‘You mean the booze,’ said Bryony, with a short laugh. ‘Even less did he approve of the drugs or that father made up his own prescriptions for them.’
‘He knew what the prescriptions were, of course?’
‘I don’t know, but he was kind enough to relieve me of the job of presenting them at the chemist’s in Castercombe, so I think he was sure to have known something about what father had ordered,’ Bryony said. ‘I used to have to wait, quite often, before the bottle was ready to be handed over. It was a nuisance I was very glad to get rid of.’
‘Did you see the chemist make up the prescriptions?’ asked Dame Beatrice.’
‘No, he used to do that in his back room, with the help of his chemist’s boy, whom I never met. Apparently, he was an intelligent lad and took a great interest, Dr Mortlake told us, in the prescriptions, so the chemist, who was getting old, taught him quite a lot, although, of course, he had no proper training or qualifications. It’s my belief, all the same, that he was trusted, in the end, to make up some of the medicines. Of course, nobody was supposed to know that, but rumours do get around.’
‘But they weren’t true,’ said Morpeth. ‘The old chemist would never have dared. You can’t have an unqualified person making up prescriptions. You might kill somebody.’
‘I was only repeating what I had heard. Anyway, the old chemist has gone and Dr Mortlake said the young man had gone, too. Perhaps he went abroad and practised his skills there. It’s a pity to let talents go to waste.’
13
Brother and Sister
« ^ »
So now for Susan,’ said Dame Beatrice, when they were in the car. ‘Drive down to the Axehead road, as usual, and then turn left and pull up where the zigzag footpath from Abbots Crozier ends in the middle of Abbots Bay village. There, I fear, we may have some time to wait.’
‘We are to waylay her?’
‘I do not want to visit her in her cottage, but I must see her alone. Before we can get any further in this business, she will have to explain why she left home so early on the day of the first man’s death and what she was doing up to the time that Sekhmet was missing. The police are not satisfied, I am sure, with her continued assertion that she was bathing in the Abbots Bay sea-pool.’
‘If she wasn’t, and refuses to come clean, she’s asking for trouble, but why are you bothering? We didn’t know the first man and we certainly didn’t take to that charlatan Ozymandias. You don’t think Susan is likely to be pinched for the first death, do you?’
‘She could also be apprehended for the second one now that those scalpels have been found, and so could Bryony or Morpeth.’
‘I thought it was pretty clear the scalpels had been taken by that tramp, or whatever he was, who slept in the garage loft.’

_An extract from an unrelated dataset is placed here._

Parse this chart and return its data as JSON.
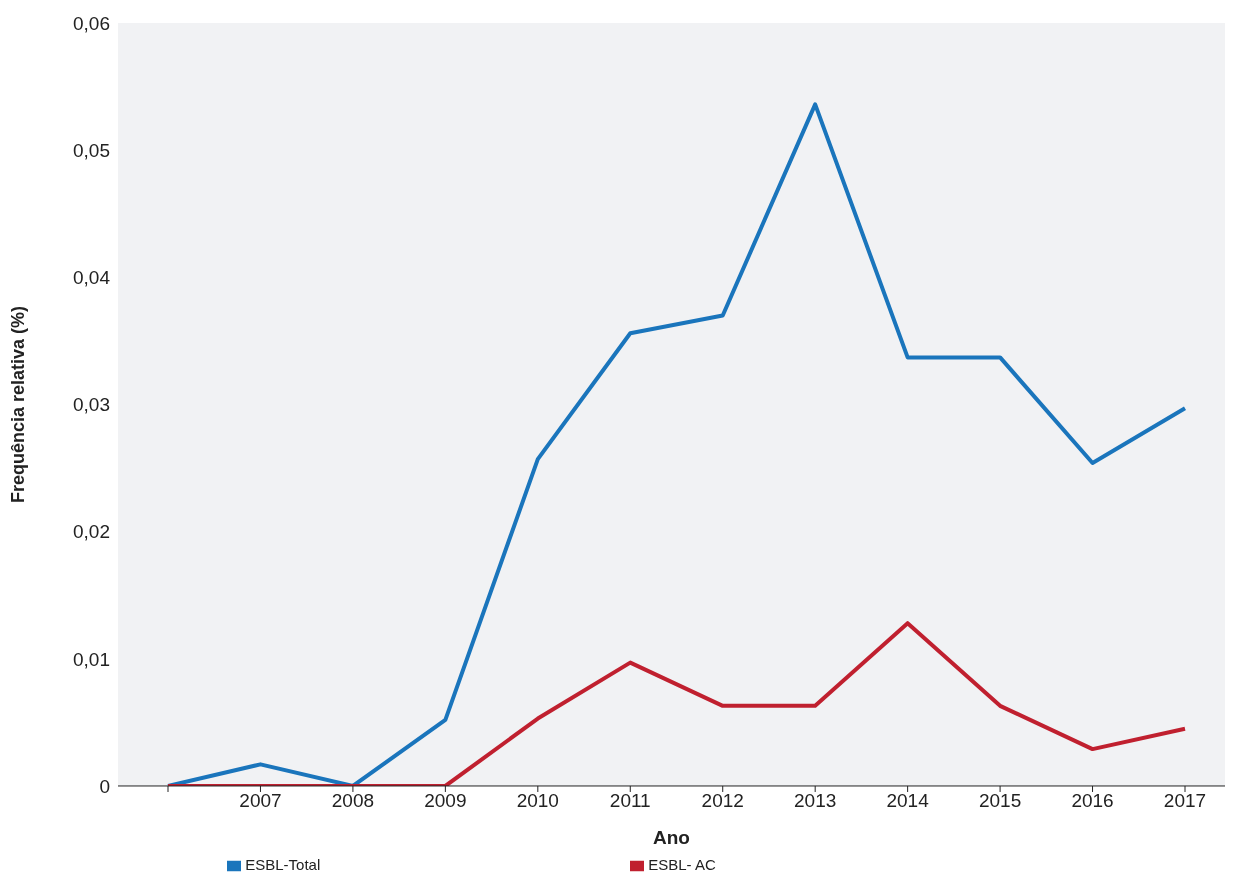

‘Or by the poacher, perhaps. As for the man in the loft, he may or may not have stolen the doctor’s bag, but the poacher has identified him as the man Susan found dead at Watersmeet, so he could not have been the murderer of Goodfellow.’
‘The poacher only recognised him on the strength of what could have been a very poor and misleading artist’s impression.’
‘That reminds me. Now that the local police and I are mutually acquainted, I must ask to see the far from poor and misleading pictures their official photographer took of the dead man which were thought to be too gruesome to print in the newspapers.’
‘You don’t think you know who he was, do you?’
‘No. I am hoping that I can find someone to tell me.’
They sat on for half an hour and expected to wait longer, but Susan, it seemed, had left Crozier Lodge earlier than usual. Laura got out of the driver’s seat and greeted her.
‘Hullo, there!’ she said. ‘We’ve been waiting until we could get you on your own, away from Bryony and Morpeth. Hop into the car and have a word with Dame Beatrice.’
Dame Beatrice had taken her seat at the back. A bewildered but unexpectedly obedient Susan got in beside her. Her obedience was soon explained.
‘I think I’m in for a spot of bother,’ she said. ‘The police don’t believe that first death was an accident, do they?’
‘The more one knows of Sekhmet, the less one can conceive of a man’s being so much alarmed by her attentions as to yield up his trousers to her and dash into a river to escape from her. Have the police made her acquaintance?’
‘Yes. They’ve been once or twice, a different man each time, and I was asked to go into the house so that her reactions wouldn’t be conditioned by my presence.’
‘In other words, to find out how she would behave herself with strangers when you were not there,’ said Laura. ‘What did the Rants think about these visits?’
‘They don’t know anything about them. That’s what worries me. They must have kept watch and seen Bryony and Morpeth go out with four of the hounds, so that they knew I was alone at the Lodge with nobody to back me up. Of course, all that damn bitch did was to abase herself before them, pile on the charm, roll over, wag her stinking tail and more or less jump through hoops for their benefit. If ever a dog landed its handler and feeder in jug, that dog is blasted Sekhmet and that handler and feeder is me. Besides, now this second death — this obvious murder — has come about, the police are more on their toes than ever.’